Assim, entendemos que o surgimento desse novo potencial não deve se
contentar com os limites impostos pelo capitalismo, mas deve transformá-lo através de
“uma poupança solidária, de investimentos responsáveis e um consumo engajado e
justo” que nos leve a uma nova ética social (Rouillé D’orfeuil: 2002, p.48).
Devemos relembrar que, atualmente, essas organizações não estão pautadas
sob o signo exclusivo da benemerência e necessitam se mostrar como organizações
profissionalizadas, utilizando-se de dispositivos e mecanismos desenvolvidos pelos
sistemas administrativos- financeiros, tais como a forma mais apropriada de gestão dos
recursos financeiros.
É importante ressaltar que independente da matiz histórico-social essas
organizações tem como característica fundamental o fato de suas ações se dedicarem
a promoção do bem comum, bem como o ativismo social ter sua raiz na organização
espontânea, isto é, não responde a uma hierarquia pré-determinada permitindo que
coabite uma grande diversidade de ações.
Essas mobilizações têm um poder de interferência na organização da vida social
em escala global, ou seja, um poder de abrangência jamais possível às ações
congêneres passadas. Esse ativismo é marcado por inúmeras temáticas, e diversos
campos de ações.
De fato, as ações propostas e realizadas pelas organizações da sociedade civil
têm ao mesmo tempo o viés da solidariedade próxima a tradicional filantropia e o
caráter contemporâneo de possibilidade de organização da vida social de forma
espontânea na qual a interação entre as partes pode ser tanto virtual como real.

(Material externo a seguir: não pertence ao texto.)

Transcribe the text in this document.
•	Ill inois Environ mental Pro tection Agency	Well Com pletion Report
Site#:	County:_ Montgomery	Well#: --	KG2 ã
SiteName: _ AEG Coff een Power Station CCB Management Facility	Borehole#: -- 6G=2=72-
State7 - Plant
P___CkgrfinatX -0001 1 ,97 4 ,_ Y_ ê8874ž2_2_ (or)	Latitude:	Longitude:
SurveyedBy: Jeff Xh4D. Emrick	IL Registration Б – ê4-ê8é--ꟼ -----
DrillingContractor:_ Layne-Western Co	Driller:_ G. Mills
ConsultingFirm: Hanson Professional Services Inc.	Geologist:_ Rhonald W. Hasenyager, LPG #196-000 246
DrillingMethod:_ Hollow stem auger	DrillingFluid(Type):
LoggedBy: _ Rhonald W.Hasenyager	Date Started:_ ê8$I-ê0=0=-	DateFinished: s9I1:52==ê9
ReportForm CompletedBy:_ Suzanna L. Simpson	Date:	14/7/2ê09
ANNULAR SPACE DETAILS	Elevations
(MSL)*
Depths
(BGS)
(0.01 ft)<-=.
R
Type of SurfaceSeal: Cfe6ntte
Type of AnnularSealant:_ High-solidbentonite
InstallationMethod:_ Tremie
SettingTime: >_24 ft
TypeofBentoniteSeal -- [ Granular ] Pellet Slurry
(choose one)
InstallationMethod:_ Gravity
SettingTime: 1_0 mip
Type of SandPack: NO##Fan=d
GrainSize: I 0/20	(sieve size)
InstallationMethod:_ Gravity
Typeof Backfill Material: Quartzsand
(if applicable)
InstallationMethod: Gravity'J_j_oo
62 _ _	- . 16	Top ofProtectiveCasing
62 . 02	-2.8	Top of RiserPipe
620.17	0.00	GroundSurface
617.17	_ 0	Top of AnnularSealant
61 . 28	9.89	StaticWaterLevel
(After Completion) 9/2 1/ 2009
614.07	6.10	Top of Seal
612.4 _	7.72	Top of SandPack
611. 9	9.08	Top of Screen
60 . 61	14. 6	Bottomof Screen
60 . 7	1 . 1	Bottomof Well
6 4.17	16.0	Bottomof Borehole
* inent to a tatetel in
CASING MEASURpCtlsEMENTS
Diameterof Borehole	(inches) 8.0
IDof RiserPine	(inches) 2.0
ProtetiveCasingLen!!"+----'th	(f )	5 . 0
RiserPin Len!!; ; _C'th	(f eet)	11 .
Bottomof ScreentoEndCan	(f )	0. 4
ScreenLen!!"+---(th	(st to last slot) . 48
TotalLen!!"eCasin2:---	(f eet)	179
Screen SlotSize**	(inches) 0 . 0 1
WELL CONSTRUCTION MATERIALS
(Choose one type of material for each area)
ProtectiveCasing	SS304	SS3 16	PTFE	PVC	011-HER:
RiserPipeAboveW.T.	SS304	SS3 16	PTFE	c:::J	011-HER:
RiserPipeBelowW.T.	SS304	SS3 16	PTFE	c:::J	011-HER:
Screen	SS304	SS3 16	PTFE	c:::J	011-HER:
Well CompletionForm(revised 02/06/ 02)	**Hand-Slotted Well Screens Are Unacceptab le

Certamente que essas atuações marcam de forma definitiva uma nova relação
entre os indivíduos e sua inserção nas diferentes escalas de poder, pois sua
participação no cotidiano não se restringe a uma adequação as condutas sociais, mas a
promoção e o cuidado com as diferentes gerações, desenvolvendo-se desta forma uma
nova perspectiva de direitos e liberdades.
Por último, podemos ponderar que o ativismo das organizações sociais, de certa
forma, supre uma parte das mazelas sociais, acenando com a redescoberta da
comunidade e o desenvolvimento de valores democráticos, estabelecendo um contrato
social de caráter público e universal.